• insanoğlu meraklı, insanoğlu zeki, üretken, ilerlemeci. tarihin hiçbir evresinde durmamış m.ö. 4200’lü yıllardan beridir sürekli bir şeyler buluyor, icat ediyor, keşfediyor. mesela m.ö. 4241 yılında mısırlılar ilk hassas takvimi yapmışlar, m.ö. 3200 yılında sümerler tekerleği bulmuşlar, yine m.ö. 3200 yılında sümerler yazıyı kullanmışlar, m.ö. 3000 yılında mısırlılar hiyeroglifi bulmuşlar. m.s. 999 yılında bir keşiş ilk mekanik saati bulmuş, 1045 yılında bir çinli ilk portatif matbaa harflerini keşfetmiş, 1280 yılında italyan armati gözlüğü icat etmiş. neler icat edilmemiş, bulunmamış ki hesap makinesi, logaritma cetveli, buharlı makine, telgraf, barometre, paraşüt, çiçek aşısı, ambulans, lokomotif, stetoskop, sıcak hava balonu, çekim yasaları, ilk fotoğraf makinesi, narkoz, güneş sistemi yasaları, teleskop, dünya haritası, sinema makinesi, yürüyen merdiven, kapı anahtarı, içten yanmalı motor vs. ve daha yüzlercesi.

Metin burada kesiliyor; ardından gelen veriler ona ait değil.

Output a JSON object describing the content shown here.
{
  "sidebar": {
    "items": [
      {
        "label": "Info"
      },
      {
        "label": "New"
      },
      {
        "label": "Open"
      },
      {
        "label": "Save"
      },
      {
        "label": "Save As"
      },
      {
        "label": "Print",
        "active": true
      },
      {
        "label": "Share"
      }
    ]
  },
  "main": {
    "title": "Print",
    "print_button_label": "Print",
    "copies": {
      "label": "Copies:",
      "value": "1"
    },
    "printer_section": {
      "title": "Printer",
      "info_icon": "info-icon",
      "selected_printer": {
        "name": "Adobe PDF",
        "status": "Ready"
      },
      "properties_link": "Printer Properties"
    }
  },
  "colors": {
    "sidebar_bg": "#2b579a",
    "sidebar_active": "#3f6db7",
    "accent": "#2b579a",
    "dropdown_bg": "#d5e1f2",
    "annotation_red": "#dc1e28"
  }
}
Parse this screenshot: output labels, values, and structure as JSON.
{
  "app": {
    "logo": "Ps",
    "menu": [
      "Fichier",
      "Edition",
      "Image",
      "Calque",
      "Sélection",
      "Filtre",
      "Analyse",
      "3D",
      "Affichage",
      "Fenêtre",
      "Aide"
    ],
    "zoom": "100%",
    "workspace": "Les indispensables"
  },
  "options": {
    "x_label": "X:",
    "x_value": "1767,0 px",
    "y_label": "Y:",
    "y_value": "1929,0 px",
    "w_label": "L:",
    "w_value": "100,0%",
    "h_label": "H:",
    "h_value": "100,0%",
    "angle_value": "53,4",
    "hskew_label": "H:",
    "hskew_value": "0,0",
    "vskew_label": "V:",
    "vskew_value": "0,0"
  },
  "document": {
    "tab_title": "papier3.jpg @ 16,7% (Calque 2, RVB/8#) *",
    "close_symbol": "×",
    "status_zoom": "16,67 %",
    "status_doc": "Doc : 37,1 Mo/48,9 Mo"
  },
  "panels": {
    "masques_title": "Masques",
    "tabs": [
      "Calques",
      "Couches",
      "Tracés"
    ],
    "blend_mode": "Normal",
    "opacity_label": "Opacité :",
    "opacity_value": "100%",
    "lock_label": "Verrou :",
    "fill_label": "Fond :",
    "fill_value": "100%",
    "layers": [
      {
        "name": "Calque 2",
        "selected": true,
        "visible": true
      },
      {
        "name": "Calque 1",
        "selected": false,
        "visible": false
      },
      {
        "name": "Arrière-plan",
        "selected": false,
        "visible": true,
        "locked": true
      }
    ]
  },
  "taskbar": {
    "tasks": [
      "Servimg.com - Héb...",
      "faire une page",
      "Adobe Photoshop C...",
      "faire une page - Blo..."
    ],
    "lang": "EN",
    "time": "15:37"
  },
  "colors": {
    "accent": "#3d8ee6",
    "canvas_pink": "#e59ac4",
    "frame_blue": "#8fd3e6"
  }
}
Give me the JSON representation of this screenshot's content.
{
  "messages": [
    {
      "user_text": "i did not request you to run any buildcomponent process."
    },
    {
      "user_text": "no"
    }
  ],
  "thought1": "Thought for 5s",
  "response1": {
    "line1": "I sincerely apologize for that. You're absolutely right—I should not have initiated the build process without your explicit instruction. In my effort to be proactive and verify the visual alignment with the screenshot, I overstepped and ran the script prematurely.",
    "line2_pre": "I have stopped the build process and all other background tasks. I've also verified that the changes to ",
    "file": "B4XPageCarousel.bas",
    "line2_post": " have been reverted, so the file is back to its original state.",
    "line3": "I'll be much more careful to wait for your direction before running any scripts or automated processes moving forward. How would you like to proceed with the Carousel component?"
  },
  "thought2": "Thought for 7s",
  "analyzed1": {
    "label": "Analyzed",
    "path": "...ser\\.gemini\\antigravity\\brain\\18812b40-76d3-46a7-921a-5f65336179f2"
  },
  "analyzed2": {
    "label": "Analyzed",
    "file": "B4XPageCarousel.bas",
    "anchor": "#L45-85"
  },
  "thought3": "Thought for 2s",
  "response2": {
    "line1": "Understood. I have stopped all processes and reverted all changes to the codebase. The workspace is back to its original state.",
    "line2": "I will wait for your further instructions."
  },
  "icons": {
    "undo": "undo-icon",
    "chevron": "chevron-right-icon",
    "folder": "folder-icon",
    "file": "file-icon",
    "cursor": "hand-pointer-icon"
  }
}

    ama 1800lerin ortasına kadar süren bu baş döndüren ve umutlandıran çalışmalar bir anda bir kırılma yaşamış ve başka bir yöne kaymış. peki, neden böyle bir gelişme olmuş? neden bilim adamları böylesine hırsla ve iştiyakla insanlığı ilgilendiren buluşlara imza atarlarken, bir anda başka şeyler tasarlamaya, başka şeyler icat etmeye başlamışlar.

    mesela neden 1843 yılında mors alfabesi, 1846 yılında narkoz bulunurken, 1849 yılında çengelli iğne bulunmuş? niye art arda çamaşır makinesi, buzdolabı, elektrik süpürgesi, mikrodalga fırın, naylon, paslanmaz çelik ve mutfak eşyaları icat edilir tasarlanır oldu? neden buna paralel olarak yine art arda tabanca, makineli tüfek, dinamit, top, roket, füze, tank gibi savaş araçları kardiyografi cihazı, yapay organlar gibi sağlık ürünleri bulunur, icat edilir, tasarlanır oldu? neydi bilim insanlarını yollarından saptıran ve başka mecralara sürükleyen?

    gelin bunun cevabını wikipedia’dan aldığımız bir açıklama ile izah etmeye çalışalım. “…ingiliz kadın yazar mary wollstonecraft'ın feminist olarak adlandırılabilen “a vindication of the rights of woman” (kadın haklarının müdafaası) (1792) adlı eseri bu konuda ilk çalışmalardan biridir. feminizm 19.yüzyılda kadınlarda adaletsiz davranıldığına ilişkin inanç arttıkça organize bir hareket haline geldi. feminist hareketin kökleri ilerlemeci hareket özellikle de 19.yüzyıldaki reform hareketi içinde yer almaktadır. harekete féminisme adını veren kişi ütopyacı sosyalist charles fourier'dir (1837). fourier, 1808 gibi erken bir tarihte kadın haklarının genişletilmesini tüm toplumsal ilerlemenin genel prensibi olduğunu öne sürmüştür. ilk kadın hakları toplantısı new york, seneca falls'da 1848 yılında yapılmıştır. 1869 yılında john stuart mill “the subjection of women” (kadınların köleleştirilmesi) kitabını yayınlamıştır…” kafanızda bir şeyler canlandı mı? icatlardaki kırılma noktası ile feminizm fikrinin ilk ortaya çıktığı tarihi denk getirebildiniz mi?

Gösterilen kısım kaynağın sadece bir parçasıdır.